I had packed a rope and wetsuit boots in the rucksack and followed a track over the Settle to Carlisle railway line and uphill past Hell Gill Farm, following the beck to a bridge and a small wood that grows around the precipitous gorge that brought me here. I skirted past it uphill, and there, suddenly, was the entrance to the canyon. The beck just funnelled between four rocks and disappeared into the hillside in a steep, concealed cleft. Even from a few yards away, you wouldn’t know it was there, and the hidden character of the beck is one possible origin of its name, from the old Teutonic Hala, ‘the coverer up, or hider’, and the verb hel, to hide. Looking down into the chasm, listening to the wild clamour of the hissing water pressing forward over the brink, I felt like a child at the top of the helter-skelter, or some equally dubious fairground ride: not at all sure this was such a good idea.
The Hell Gill gorge is like a pothole who
se roof has cracked open sixty feet or more above. It plunges almost vertically down the hillside for four hundred yards in a continuous series of waterfalls dropping into overflowing pools of hollowed limestone. Geologically, the tunnelling of the limestone probably began at the end of the last Ice Age, 11,000 years ago, when the melt-water from above, finding no other way out, flowed down through alternate strata of limestone, shale and sandstone higher up the hill, and, still trapped by the glacier overhead, burst down a weakness in the limestone layer it encountered here, and bored out the gorge by dissolving the rock.

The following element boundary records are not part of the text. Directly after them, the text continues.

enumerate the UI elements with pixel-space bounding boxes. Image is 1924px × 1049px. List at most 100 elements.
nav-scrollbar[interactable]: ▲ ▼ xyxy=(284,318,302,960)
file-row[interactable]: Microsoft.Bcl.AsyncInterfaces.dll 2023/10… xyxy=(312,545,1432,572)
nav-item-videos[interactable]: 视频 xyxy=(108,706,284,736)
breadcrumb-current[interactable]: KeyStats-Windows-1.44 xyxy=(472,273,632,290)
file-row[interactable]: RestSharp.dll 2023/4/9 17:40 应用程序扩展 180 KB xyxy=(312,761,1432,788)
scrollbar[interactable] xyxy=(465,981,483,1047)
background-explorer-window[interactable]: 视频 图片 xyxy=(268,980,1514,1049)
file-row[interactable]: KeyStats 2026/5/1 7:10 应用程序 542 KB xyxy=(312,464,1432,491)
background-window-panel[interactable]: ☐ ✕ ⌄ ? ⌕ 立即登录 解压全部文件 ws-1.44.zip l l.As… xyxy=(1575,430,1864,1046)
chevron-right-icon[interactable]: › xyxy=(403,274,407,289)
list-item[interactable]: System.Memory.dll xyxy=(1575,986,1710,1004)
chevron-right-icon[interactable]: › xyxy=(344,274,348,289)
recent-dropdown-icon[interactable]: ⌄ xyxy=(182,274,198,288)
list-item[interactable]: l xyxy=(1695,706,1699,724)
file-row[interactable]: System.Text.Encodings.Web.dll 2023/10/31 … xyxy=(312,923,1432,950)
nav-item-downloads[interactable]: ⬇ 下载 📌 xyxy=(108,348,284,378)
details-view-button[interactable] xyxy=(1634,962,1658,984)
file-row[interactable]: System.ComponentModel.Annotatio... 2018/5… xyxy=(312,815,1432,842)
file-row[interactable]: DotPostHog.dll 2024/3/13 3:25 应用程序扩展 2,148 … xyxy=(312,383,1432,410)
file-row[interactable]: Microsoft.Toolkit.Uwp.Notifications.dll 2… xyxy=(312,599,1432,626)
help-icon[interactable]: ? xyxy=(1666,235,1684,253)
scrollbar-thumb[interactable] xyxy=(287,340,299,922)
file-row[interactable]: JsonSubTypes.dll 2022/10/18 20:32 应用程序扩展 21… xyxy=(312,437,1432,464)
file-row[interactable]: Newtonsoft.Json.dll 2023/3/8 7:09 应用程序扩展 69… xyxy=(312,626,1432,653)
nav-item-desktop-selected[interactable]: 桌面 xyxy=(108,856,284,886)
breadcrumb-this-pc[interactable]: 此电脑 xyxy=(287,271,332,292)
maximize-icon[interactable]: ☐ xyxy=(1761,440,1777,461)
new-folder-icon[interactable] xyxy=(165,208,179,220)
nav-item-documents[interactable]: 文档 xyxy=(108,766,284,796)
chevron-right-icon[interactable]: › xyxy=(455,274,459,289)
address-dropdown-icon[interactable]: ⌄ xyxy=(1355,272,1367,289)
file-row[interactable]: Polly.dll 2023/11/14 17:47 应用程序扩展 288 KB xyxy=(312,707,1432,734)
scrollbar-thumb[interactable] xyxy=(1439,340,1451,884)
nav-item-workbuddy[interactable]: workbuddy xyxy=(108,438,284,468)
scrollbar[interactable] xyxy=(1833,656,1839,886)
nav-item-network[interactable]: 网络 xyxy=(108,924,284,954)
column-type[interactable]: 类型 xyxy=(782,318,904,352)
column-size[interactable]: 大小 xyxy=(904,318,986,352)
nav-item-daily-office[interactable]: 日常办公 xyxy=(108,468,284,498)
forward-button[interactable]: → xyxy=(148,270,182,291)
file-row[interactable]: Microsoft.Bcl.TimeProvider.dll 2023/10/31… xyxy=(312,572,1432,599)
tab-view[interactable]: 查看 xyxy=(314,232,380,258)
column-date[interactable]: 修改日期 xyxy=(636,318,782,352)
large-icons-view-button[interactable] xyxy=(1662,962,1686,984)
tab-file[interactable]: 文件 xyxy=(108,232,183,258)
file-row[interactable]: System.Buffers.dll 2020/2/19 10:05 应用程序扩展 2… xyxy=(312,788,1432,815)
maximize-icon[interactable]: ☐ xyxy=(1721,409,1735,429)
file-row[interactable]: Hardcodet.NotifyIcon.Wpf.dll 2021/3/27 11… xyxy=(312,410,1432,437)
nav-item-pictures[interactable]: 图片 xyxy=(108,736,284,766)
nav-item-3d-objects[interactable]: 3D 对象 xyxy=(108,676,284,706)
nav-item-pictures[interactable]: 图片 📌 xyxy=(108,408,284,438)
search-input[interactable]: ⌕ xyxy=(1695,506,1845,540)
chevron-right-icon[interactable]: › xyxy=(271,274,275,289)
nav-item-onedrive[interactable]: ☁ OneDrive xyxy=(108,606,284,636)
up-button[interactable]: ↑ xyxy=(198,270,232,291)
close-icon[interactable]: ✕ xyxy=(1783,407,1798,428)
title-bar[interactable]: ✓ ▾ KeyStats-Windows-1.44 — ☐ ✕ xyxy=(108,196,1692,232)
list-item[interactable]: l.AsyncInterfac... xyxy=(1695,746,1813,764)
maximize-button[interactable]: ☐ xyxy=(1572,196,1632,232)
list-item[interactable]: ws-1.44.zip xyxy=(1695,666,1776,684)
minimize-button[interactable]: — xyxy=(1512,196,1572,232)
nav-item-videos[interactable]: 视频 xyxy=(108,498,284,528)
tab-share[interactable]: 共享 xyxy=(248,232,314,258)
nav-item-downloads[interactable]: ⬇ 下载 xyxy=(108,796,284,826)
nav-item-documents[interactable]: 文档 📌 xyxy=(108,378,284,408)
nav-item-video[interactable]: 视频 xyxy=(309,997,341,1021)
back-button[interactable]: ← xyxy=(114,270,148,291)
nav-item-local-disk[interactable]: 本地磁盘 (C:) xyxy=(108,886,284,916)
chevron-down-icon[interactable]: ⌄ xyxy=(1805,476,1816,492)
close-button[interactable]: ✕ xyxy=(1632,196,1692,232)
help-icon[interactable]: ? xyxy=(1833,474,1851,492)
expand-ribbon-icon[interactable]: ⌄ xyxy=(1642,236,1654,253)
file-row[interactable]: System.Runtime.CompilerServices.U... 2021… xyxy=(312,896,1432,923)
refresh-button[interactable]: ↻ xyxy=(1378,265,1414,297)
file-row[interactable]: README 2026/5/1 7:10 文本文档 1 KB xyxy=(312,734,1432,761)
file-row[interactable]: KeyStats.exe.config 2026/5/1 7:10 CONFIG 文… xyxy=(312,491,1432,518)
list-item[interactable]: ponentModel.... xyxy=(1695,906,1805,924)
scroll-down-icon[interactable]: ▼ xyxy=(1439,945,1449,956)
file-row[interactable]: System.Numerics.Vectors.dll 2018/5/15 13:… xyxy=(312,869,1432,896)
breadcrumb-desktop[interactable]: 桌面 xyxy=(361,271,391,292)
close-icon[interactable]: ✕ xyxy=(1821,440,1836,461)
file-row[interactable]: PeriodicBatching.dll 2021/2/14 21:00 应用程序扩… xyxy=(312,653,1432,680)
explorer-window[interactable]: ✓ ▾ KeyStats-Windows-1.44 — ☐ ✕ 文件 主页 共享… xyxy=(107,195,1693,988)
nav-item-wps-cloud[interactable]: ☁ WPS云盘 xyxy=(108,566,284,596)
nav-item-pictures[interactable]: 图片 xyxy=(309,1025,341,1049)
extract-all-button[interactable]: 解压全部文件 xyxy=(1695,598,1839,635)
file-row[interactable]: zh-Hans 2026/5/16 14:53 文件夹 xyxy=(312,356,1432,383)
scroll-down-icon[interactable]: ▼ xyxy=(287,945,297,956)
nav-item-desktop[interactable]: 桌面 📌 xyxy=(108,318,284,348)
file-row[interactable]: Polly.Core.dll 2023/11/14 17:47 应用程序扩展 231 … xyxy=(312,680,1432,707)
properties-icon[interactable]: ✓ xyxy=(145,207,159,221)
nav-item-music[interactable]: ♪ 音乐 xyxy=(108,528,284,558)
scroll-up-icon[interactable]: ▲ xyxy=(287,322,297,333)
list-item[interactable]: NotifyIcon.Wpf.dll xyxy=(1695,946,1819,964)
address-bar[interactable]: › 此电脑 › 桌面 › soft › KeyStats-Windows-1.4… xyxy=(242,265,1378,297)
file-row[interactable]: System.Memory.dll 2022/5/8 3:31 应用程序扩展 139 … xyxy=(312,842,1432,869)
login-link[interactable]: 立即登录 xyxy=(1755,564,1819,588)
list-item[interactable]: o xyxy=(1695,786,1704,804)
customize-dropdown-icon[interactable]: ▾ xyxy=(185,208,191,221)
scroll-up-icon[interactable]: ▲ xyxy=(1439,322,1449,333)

My temporary state of funk took the form of an impromptu exploration of the upstream beck in the afternoon sun. It forms the county boundary here, and with all the energy of the serious procrastinator, I waded and swam my way upstream, criss-crossing from Yorkshire to Cumbria between huge slabs of grey limestone crammed with fossils. Trout lay in the riffles and darted into shadows. I wallowed in a five-foot-deep waterfall pool, and found vast water-slides, twenty-and thirty-foot tablets of the smoothed limestone that was once coral reefs rising out of a tropical seabed 280 million years ago. Here you could bathe all day without meeting a soul, and better still, know in your heart that you would be undisturbed. A hawk had been killing pigeons, butchering them on the rock beside the water here and there. The black stains on the limestone, and stuck feathers, accentuated the desolation of the moor.

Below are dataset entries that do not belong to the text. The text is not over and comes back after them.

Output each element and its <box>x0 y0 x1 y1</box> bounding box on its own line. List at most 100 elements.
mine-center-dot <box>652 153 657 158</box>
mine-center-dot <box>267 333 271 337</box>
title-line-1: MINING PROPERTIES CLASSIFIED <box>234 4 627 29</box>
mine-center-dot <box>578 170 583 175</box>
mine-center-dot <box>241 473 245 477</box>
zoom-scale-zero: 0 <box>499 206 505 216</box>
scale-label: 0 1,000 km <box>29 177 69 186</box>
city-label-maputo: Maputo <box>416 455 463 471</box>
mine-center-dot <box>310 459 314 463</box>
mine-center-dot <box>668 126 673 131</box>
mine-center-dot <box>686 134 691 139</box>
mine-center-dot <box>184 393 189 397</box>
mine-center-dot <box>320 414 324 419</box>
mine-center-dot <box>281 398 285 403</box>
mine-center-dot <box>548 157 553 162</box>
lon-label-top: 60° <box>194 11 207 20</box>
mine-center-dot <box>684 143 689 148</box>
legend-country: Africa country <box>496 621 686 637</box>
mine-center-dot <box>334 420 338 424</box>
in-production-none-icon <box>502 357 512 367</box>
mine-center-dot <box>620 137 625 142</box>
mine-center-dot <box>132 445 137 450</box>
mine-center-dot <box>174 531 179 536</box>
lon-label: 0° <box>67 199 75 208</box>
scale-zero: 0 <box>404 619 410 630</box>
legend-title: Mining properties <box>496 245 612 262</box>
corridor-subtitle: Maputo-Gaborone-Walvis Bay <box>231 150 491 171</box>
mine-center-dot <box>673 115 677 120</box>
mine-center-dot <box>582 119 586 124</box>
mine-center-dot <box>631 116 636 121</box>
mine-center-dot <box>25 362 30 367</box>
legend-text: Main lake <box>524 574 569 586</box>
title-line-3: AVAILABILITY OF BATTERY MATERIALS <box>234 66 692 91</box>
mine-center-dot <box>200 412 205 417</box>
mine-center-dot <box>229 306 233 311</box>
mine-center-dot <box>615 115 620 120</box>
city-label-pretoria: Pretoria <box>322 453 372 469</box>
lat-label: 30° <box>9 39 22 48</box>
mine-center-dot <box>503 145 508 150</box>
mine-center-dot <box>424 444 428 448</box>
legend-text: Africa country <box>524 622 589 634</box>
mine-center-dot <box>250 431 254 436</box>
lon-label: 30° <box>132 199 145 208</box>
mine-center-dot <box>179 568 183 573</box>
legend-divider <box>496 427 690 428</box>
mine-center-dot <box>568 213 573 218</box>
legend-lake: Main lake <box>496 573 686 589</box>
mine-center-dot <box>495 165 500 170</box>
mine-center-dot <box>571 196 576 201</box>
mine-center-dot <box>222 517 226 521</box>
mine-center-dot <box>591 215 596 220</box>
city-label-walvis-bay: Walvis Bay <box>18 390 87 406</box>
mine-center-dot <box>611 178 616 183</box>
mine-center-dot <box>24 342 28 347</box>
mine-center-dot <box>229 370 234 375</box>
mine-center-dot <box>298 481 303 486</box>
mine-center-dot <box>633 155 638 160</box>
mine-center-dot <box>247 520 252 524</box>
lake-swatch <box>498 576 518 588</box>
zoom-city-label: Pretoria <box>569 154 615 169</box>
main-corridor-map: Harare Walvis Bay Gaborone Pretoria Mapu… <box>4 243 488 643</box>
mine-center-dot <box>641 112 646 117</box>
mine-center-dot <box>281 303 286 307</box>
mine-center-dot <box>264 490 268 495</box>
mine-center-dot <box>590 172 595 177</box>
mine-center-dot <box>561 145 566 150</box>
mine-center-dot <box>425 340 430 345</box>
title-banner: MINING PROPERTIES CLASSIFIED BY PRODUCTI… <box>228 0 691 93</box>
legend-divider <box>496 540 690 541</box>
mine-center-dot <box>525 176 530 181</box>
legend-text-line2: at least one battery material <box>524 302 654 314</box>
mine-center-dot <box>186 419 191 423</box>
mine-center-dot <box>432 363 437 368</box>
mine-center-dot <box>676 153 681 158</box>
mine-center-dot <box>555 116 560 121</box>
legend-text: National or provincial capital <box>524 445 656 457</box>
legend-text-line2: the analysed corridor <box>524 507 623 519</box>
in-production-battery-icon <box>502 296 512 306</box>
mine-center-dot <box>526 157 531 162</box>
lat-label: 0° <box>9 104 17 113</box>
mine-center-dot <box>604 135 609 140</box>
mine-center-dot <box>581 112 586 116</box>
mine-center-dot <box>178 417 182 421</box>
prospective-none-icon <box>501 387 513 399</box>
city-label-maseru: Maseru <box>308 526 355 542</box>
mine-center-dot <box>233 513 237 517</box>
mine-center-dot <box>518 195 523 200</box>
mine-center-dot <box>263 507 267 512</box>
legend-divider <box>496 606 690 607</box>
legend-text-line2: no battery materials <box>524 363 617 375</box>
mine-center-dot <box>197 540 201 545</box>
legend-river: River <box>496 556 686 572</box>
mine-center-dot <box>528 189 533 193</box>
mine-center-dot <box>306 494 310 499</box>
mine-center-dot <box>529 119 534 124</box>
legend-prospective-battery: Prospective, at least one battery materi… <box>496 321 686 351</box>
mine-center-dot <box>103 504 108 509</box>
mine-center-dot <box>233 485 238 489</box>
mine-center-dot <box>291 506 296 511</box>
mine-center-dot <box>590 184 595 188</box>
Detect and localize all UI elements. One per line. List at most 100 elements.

Courage up, I returned to the turbulent rim of the gorge and did what I knew might be an unwise thing. I couldn’t help it. I began to slide into the mouth of the abyss itself. I found myself in the first of a series of smooth limestone cups four or five feet in diameter and anything between three and five feet deep, stepped at an acute angle down a flooded gulley of hollowed limestone that spiralled into the unknown. In the low light, the smooth, wet walls were a beautiful aquamarine, their shining surface intricately pock-marked like the surface of the moon. All my instincts were to hold on, but to what? The ice and the water had polished everything perfectly. The torrent continually sought to sweep me with it, and so I slithered and climbed down Hell Gill’s dim, glistening insides, through a succession of cold baths, in one long primal scream.